While this kept me safe within my workplace, the mental toll was immense. I couldn’t handle it for long.

“I wouldn't say Blizzard or the games industry is a thriving place to explore your gender and sexuality.”

Trans employees at Activision Blizzard say they had to make numerous personal sacrifices for their careers. For some, that meant not coming out at all and enduring harassment in silence.

“​​I never received any backlash because I have seen it from my colleagues, most of whom hid their truth from the company,” Alex said. “I wouldn't say Blizzard or the games industry is a thriving place to explore your gender and sexuality.”

Julie*, a trans woman who worked at Blizzard for nine years, only discovered her identity after seven years. During this time, she developed a toxic relationship with her “manliness.”

“​​Thanks to people I met at Blizzard, I almost fell into the incel mentality cult,” she says. “There was a very pervasive misogynistic and homophobic atmosphere, sometimes camouflaged as ‘friendly banter,’ sometimes quite straightforward.”

“Proto-reactionary and/or far-right discourse was all around. It was a breeding ground for it.”

Joel worked for Activision Blizzard before terms like “incels” and “SJWs” were part of the zeitgeist. But looking back, the warning signs were all there.

“Proto-reactionary and/or far-right discourse was all around,” he says. “It was a breeding ground for it.”

It was the kind of environment that left Julie convinced discrimination would be inevitable should she come out.

“When another trans woman joined the company, she received a lot of comments behind her back. A lot,” Julie recalls. “Sometimes, when someone pointed out that she was a woman, some would snigger, some would make a face.”

Julie faced an impossible choice: hide her identity and maintain an exhausting deception, or come out and endure inevitable discrimination and harassment. Initially, she only told her close friends at Activision Blizzard. After mustering up the courage to finally speak to someone within the corporate infrastructure, Julie picked a specific member of the HR team who she knew was part of the LGBTQ+ collective and an outspoken ally because “I felt safer talking with him.”

She still hit a dead end.

“He confessed that the company didn’t have much of a help system but offered to personally help me, putting me in touch with other trans employees,” Julie says.

Her story is found in countless workplaces: support not from the company as a whole but specific people within it acting personally.

“The individual support I got from employees was great. The company support? Well, it was nonexistent,” Julie says. “They simply had no support structure for trans people, or at least not one that I could access.”

Joel agrees, saying he could tell the support was “not there” for trans employees.

Why no trans rights at Activision Blizzard?

A massive company like Activision Blizzard can afford to invest in its trans employees.

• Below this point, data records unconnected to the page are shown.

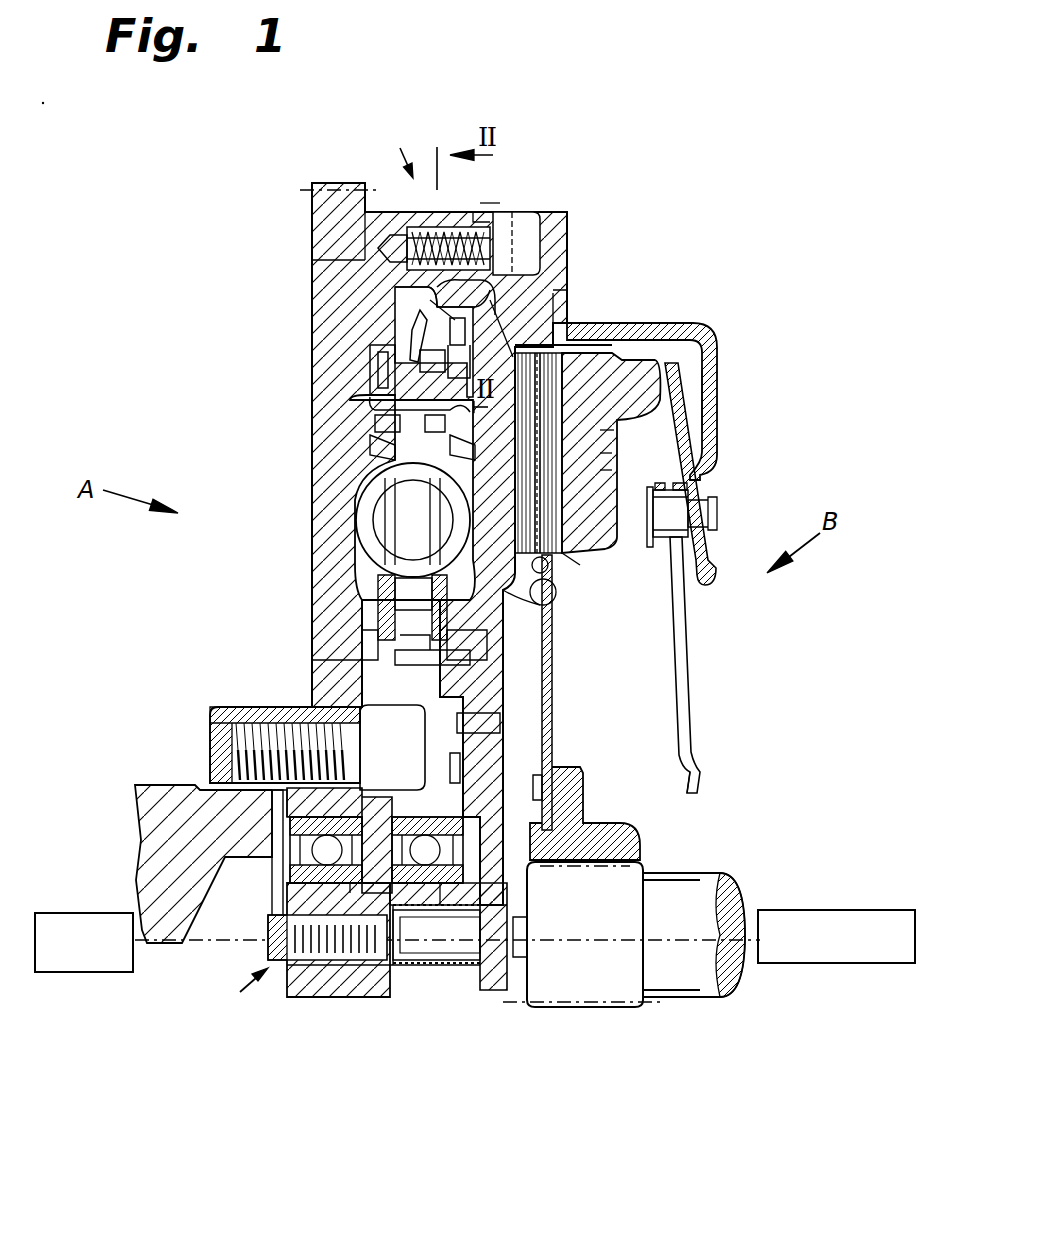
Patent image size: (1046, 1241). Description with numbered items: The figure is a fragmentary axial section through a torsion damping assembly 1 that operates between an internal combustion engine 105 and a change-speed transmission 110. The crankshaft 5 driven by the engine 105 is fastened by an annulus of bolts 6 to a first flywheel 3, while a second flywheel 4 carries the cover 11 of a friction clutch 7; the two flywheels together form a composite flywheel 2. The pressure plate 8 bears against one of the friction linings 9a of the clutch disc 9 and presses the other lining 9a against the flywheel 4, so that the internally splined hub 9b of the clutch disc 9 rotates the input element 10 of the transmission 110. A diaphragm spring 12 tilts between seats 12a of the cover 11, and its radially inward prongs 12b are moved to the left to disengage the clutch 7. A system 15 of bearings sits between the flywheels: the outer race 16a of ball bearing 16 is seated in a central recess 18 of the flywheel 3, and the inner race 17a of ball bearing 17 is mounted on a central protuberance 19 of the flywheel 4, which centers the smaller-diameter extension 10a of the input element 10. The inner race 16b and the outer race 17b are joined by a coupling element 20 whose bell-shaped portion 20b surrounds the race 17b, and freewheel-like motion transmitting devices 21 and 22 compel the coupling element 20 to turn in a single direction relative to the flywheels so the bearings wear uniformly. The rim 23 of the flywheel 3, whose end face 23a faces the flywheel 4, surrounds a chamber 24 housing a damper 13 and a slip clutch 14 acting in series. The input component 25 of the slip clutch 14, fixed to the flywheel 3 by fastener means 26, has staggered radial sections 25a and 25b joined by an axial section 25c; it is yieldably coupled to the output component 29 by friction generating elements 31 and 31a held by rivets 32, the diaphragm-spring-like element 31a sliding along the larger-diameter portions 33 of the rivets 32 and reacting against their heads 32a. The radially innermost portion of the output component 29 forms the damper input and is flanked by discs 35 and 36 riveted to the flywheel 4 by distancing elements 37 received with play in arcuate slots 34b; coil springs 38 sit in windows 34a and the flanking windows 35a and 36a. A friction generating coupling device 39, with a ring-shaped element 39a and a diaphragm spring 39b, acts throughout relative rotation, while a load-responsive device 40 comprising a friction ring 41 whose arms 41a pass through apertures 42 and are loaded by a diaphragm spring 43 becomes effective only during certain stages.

The torsion damping assembly 1 is at (400, 148).
The composite flywheel 2 is at (432, 212).
The first flywheel 3 is at (330, 300).
The second flywheel 4 is at (545, 320).
The crankshaft 5 is at (150, 832).
The bolts 6 is at (245, 733).
The friction clutch 7 is at (703, 324).
The pressure plate 8 is at (643, 390).
The clutch disc 9 is at (555, 708).
The friction linings 9a is at (548, 567).
The internally splined hub 9b is at (640, 832).
The input element 10 is at (572, 913).
The smaller-diameter extension 10a is at (423, 947).
The cover 11 is at (712, 395).
The diaphragm spring 12 is at (684, 648).
The seats 12a is at (688, 483).
The prongs 12b is at (698, 780).
The damper 13 is at (350, 518).
The slip clutch 14 is at (390, 352).
The system of bearings 15 is at (240, 992).
The antifriction ball bearing 16 is at (278, 878).
The outer race 16a is at (300, 835).
The inner race 16b is at (352, 888).
The antifriction ball bearing 17 is at (445, 850).
The inner race 17a is at (448, 885).
The outer race 17b is at (418, 823).
The recess 18 is at (297, 753).
The protuberance 19 is at (447, 968).
The coupling element 20 is at (323, 962).
The bell-shaped portion 20b is at (440, 793).
The motion transmitting device 21 is at (274, 900).
The motion transmitting device 22 is at (461, 780).
The rim 23 is at (422, 213).
The end face 23a is at (473, 212).
The chamber 24 is at (395, 293).
The input component 25 is at (496, 300).
The radially extending section 25a is at (480, 204).
The radially innermost section 25b is at (437, 307).
The axially extending section 25c is at (350, 245).
The fastener means 26 is at (521, 217).
The output component 29 is at (395, 390).
The friction generating element 31 is at (545, 290).
The friction generating element 31a is at (430, 300).
The rivets 32 is at (570, 323).
The rivet heads 32a is at (400, 333).
The larger-diameter portions 33 is at (395, 375).
The windows 34a is at (390, 482).
The arcuate slot-shaped openings 34b is at (490, 650).
The disc 35 is at (395, 620).
The windows 35a is at (385, 538).
The disc 36 is at (540, 610).
The windows 36a is at (580, 565).
The distancing elements 37 is at (398, 655).
The coil spring 38 is at (480, 503).
The friction generating coupling device 39 is at (365, 640).
The ring-shaped friction generating element 39a is at (556, 594).
The diaphragm spring 39b is at (378, 592).
The load-responsive friction generating coupling device 40 is at (513, 418).
The friction ring 41 is at (480, 447).
The axially extending arms 41a is at (400, 447).
The apertures 42 is at (480, 462).
The diaphragm spring 43 is at (395, 422).
The internal combustion engine 105 is at (85, 962).
The change-speed transmission 110 is at (800, 956).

DAVID MCNEW/AFP/Getty Images

This isn’t due to a lack of resources. Activision Blizzard is incredibly wealthy, valued at over $65 billion. What good is that money if the company isn’t willing to invest in a safe and healthy work environment for its employees?

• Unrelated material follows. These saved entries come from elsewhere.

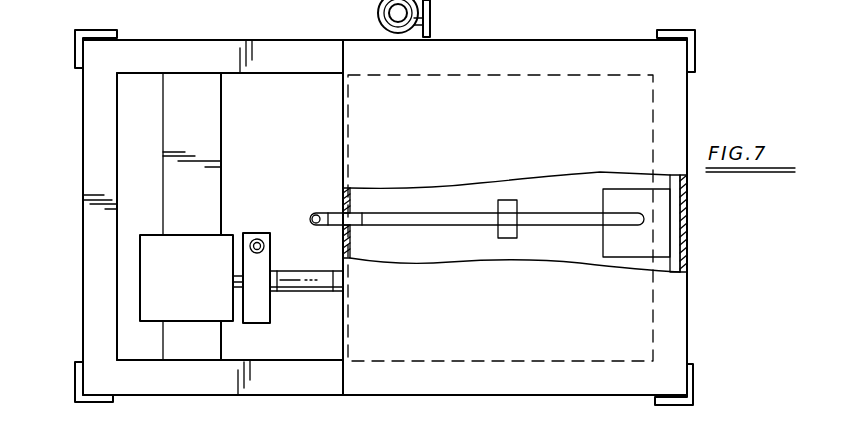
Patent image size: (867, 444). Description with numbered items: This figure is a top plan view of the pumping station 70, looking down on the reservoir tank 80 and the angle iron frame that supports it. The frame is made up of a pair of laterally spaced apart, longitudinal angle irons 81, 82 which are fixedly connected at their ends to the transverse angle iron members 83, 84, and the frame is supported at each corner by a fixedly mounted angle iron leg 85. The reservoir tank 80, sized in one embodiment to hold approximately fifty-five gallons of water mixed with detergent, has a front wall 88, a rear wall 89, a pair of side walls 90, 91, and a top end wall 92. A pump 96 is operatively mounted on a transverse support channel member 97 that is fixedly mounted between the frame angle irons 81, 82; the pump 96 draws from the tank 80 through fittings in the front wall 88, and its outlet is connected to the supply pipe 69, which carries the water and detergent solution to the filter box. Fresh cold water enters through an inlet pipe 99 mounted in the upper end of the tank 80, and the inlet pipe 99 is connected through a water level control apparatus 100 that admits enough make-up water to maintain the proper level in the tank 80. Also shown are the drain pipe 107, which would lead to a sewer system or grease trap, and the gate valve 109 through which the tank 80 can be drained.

The supply pipe 69 is at (257, 238).
The pumping station 70 is at (596, 38).
The reservoir tank 80 is at (546, 56).
The longitudinal angle iron 81 is at (197, 48).
The longitudinal angle iron 82 is at (305, 369).
The transverse angle iron member 83 is at (93, 160).
The transverse angle iron member 84 is at (653, 120).
The angle iron leg 85 is at (98, 28).
The front wall 88 is at (343, 120).
The rear wall 89 is at (687, 226).
The side wall 90 is at (543, 398).
The side wall 91 is at (640, 40).
The top end wall 92 is at (670, 100).
The pump 96 is at (212, 290).
The transverse support channel member 97 is at (213, 137).
The inlet pipe 99 is at (312, 219).
The water level control apparatus 100 is at (620, 200).
The pipe 107 is at (384, 11).
The gate valve 109 is at (431, 13).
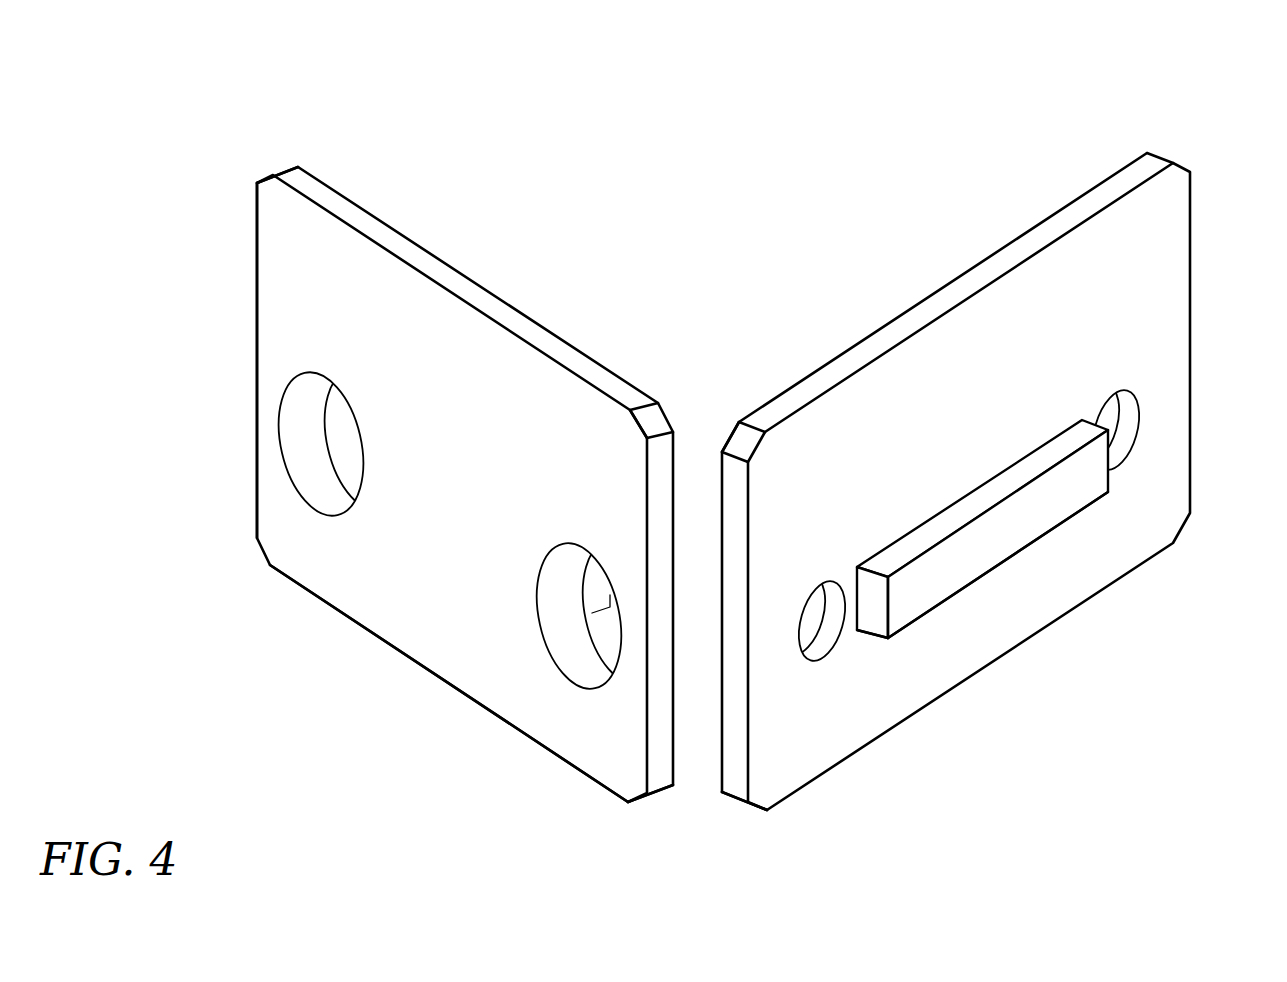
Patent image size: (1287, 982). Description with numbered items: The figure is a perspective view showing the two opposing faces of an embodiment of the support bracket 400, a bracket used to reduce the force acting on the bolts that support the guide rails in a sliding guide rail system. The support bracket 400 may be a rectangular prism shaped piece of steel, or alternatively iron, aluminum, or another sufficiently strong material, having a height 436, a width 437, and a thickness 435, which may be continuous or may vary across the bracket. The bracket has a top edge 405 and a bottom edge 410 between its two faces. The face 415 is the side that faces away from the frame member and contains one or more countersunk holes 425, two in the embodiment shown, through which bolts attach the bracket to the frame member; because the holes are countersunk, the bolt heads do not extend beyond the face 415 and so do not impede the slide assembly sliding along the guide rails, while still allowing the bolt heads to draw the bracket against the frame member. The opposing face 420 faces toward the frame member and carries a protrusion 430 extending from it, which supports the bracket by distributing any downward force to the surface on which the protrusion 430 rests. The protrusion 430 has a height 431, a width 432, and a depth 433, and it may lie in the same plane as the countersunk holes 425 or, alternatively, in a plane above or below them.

The support bracket 400 is at (957, 103).
The top edge 405 is at (817, 370).
The bottom edge 410 is at (617, 798).
The face 415 is at (367, 273).
The face 420 is at (1047, 393).
The countersunk hole 425 is at (573, 568).
The protrusion 430 is at (1013, 460).
The height 431 is at (892, 646).
The width 432 is at (899, 636).
The depth 433 is at (1117, 500).
The thickness 435 is at (300, 150).
The height 436 is at (233, 178).
The width 437 is at (256, 590).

According to the National Center for Transgender Equality, trans employees have the right to be treated with respect regarding their gender identity and dictate when they decide to come out. An employer cannot force an employee to come out, nor can they forbid them to.

How is that different from fostering a workplace so toxic employees fear coming out, to begin with? A cis-male presenting identity shouldn’t have to be a defense mechanism in any workplace. If the gaming industry really wants to provide dream jobs, it needs to provide an ideal environment for everyone.

Julie is quick to acknowledge that the problem isn’t just confined to one company but a symptom of a broader problem within the industry.

“I’m currently torn,” she says. “I want to work in the game industry. I loved the work part, and it has been my dream since, well, ever.”

“But now I know I will not have the ‘shield’ of being a ‘dude.’ And I know that all the companies have their own variant of what was happening at Blizzard.”